The response to an onerous venue provision is to request that the venue be set for the county where the project is located. This is inherently fair to all parties involved. Everyone agreed to avail themselves of the jurisdiction of that venue by engaging in a project in that location. This is an equitable result when comparing the hardship on the large, highly capitalized, out-of-state general contractor to that on the smaller local trades.

Mandatory Mediation.

Many contracts include mandatory mediation provisions, which usually read something like this: "No party shall initiate litigation or arbitration prior to the completion of mediation." Courts are typically very deferential to this type of language. If a complaint is filed without submitting the matter to mediation, the result will be either dismissal or a stay of the proceedings. 

Presumably, the motivation behind these provisions is to compel the parties to engage in productive settlement negotiations early in an attempt to resolve the dispute without incurring enormous litigation costs. Most civil cases settle. Most courts require mediation. Forcing everyone to come to the table early can nip many disputes in the bud. 

At the same time, these provisions can be a real pain in the ass. When a party is owed money and there is no defense, these provisions can be used to stall. Scheduling mediation takes time. First, the parties have to agree to a mediator. If the parties cannot agree, then one party must make a formal demand to a dispute resolution provider (e.g., AAA, JAG, JAMS), who will then appoint a mediator. Then, that mediator must be available, which is usually a 30 to 45-day lead time. By the time the mediation actually takes place, months might have passed. This is often the goal. There are no ramifications for failing to settle at mediation. Nothing said during the mediation is admissible in court. Sometimes the intent is simply to delay inevitable litigation.

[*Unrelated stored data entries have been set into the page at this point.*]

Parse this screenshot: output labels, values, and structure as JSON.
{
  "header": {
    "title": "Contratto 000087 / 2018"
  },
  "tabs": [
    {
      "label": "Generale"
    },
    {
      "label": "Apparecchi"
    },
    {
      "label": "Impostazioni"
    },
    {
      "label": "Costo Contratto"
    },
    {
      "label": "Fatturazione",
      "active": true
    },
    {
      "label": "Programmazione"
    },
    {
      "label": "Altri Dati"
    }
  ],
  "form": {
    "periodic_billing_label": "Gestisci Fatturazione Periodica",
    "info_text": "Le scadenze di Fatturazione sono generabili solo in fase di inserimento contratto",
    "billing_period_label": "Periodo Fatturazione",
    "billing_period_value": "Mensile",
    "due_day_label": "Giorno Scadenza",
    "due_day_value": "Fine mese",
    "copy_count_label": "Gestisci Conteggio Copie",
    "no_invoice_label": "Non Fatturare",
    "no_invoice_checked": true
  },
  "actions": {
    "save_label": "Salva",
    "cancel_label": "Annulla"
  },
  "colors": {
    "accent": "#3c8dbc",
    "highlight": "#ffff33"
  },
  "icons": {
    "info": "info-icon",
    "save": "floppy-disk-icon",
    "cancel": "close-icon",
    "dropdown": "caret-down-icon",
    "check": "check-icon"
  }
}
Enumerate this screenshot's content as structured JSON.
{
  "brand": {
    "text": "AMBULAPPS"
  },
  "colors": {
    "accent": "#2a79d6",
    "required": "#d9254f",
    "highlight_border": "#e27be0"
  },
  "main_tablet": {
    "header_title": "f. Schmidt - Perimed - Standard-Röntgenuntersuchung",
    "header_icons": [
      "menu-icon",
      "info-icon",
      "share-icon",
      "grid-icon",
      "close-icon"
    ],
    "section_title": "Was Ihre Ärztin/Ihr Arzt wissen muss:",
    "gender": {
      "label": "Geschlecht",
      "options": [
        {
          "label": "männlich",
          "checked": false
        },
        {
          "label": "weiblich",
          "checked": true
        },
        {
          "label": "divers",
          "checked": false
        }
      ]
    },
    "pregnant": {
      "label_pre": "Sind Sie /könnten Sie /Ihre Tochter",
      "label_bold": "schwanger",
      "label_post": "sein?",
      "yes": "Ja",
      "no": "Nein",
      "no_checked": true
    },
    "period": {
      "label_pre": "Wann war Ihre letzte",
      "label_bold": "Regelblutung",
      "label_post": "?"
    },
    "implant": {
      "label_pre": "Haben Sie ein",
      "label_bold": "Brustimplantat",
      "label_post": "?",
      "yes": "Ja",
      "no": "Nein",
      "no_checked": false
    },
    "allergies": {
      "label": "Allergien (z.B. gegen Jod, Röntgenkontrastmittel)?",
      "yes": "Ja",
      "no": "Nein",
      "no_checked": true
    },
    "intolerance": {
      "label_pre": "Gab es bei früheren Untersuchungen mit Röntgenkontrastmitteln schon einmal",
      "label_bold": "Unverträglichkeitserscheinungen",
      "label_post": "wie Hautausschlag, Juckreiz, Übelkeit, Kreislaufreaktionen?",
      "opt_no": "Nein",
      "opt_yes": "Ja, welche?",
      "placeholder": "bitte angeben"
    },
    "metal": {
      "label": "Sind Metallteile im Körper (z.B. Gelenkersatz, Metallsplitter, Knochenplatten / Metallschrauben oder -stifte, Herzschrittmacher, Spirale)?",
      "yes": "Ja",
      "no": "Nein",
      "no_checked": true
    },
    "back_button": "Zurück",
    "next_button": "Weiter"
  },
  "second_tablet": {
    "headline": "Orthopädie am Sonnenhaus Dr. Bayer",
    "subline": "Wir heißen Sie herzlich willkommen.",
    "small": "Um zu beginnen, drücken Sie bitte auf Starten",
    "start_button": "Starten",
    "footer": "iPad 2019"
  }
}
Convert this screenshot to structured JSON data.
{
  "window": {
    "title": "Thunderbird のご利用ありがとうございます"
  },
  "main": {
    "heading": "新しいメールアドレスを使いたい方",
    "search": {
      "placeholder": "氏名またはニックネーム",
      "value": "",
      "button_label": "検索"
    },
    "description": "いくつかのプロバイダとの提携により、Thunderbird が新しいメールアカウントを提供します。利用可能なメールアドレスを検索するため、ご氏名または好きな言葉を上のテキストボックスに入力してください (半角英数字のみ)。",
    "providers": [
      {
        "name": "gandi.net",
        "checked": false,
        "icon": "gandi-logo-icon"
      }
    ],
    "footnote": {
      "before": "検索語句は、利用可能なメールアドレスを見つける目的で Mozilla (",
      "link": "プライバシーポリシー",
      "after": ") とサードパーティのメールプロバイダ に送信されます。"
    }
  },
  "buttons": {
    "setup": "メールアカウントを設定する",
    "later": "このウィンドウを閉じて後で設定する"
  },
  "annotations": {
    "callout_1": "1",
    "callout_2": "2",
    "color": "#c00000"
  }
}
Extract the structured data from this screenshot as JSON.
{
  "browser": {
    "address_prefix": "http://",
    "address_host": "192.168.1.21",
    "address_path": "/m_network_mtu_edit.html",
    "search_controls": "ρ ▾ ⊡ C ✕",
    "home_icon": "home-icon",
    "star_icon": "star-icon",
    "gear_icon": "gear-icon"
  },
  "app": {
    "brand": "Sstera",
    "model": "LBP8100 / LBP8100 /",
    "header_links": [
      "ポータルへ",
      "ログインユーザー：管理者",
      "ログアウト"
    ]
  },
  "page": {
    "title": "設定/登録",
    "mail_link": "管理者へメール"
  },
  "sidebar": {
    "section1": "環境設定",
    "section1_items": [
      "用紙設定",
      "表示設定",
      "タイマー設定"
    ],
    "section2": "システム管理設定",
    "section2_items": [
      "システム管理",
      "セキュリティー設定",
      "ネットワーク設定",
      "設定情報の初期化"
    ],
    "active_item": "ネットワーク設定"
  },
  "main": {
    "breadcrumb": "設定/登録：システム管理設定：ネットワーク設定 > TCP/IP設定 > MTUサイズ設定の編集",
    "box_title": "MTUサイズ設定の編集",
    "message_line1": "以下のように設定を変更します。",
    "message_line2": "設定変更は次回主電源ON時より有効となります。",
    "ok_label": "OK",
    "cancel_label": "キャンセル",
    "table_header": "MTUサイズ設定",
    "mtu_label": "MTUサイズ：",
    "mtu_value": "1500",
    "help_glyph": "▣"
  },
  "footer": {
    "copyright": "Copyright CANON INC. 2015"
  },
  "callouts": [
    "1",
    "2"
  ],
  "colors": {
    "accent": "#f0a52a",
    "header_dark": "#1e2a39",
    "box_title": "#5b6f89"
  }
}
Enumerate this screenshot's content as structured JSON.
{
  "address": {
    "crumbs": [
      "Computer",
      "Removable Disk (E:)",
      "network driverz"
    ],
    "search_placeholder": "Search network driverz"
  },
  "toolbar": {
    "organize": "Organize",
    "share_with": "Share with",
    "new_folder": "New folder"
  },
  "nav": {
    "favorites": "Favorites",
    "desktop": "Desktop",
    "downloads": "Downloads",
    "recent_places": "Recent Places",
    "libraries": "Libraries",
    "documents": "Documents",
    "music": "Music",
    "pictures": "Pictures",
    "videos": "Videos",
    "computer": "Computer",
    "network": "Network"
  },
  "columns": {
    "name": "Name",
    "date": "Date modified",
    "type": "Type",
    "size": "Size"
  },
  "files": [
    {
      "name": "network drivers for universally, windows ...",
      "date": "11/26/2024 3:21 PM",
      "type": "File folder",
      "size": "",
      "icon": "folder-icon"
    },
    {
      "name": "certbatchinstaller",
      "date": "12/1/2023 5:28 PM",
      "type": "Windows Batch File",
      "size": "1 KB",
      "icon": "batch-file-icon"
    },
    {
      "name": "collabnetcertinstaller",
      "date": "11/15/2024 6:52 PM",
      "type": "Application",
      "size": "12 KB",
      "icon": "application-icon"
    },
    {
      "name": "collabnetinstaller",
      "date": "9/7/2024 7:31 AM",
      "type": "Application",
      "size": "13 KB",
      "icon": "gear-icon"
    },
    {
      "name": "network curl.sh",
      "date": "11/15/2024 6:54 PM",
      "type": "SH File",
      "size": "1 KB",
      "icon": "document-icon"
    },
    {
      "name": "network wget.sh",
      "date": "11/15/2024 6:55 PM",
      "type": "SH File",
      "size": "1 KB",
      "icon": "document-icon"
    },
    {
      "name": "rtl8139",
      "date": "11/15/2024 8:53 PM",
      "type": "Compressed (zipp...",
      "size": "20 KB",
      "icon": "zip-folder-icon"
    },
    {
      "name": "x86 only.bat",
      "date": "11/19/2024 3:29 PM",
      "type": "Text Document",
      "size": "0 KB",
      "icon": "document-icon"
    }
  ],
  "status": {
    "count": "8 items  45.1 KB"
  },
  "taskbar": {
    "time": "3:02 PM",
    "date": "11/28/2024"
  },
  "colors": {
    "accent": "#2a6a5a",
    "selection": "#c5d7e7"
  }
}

Mediation provisions should be voluntary, not mandatory. If one party does not think mediation would be productive, or if they believed the other party was simply stalling, they should be able to move forward. The wheels of justice grind slowly. The claimant should be allowed to get this show on the road. At a minimum, a mandatory mediation process should run parallel with litigation and not as a prerequisite. 

Arbitration. 

More and more construction contracts mandate arbitration. The parties stipulate to waive their right to a jury trial and instead agree to submit all claims to a private arbiter, usually a retired judge or experienced lawyer. This is a double-edged sword for all parties involved. 

Let's start with the good news. Arbitration is usually much quicker. The parties can agree to a timeframe, but if there is a dispute the arbiter will typically side with the party trying to move forward with speed. A fundamental goal of arbitration is to cut through the inefficiencies of civil litigation. Attempts to delay are not received well. A party with a strong, sizeable claim will prefer arbitration, especially when there is a prevailing party fee and cost shifting provision. 

 

Now the bad news. It is expensive. State and federal court judges are paid with your tax dollars. Arbiters are private and have hefty hourly rates. The cost to get through the hearing can be enormous. Most arbiters require a large retainer just to get started. Many require a large, non-refundable retainer for administrative services. And this is often the point - to make the pursuit of claims cost prohibitive. If a contractor is owed $15,000, it is hard to justify dropping $10,000 on a retainer just to file the claim. The goal of these provisions (and the effect) is often to squeeze out smaller claims, especially where there is no prevailing party fee and cost shifting provision. Even where a fee shifting provision is in the contract, a party usually has to go the distance (through hearing) to actually recover the costs of litigation.  If the claim is close, it is hard to justify the investment when there is a risk of not prevailing. But if the claim is clear, the only strategy is to make it clear from the outset that all settlement discussions will include arbitration costs and attorney fees and that the amount necessary to resolve the claim will only increase with time.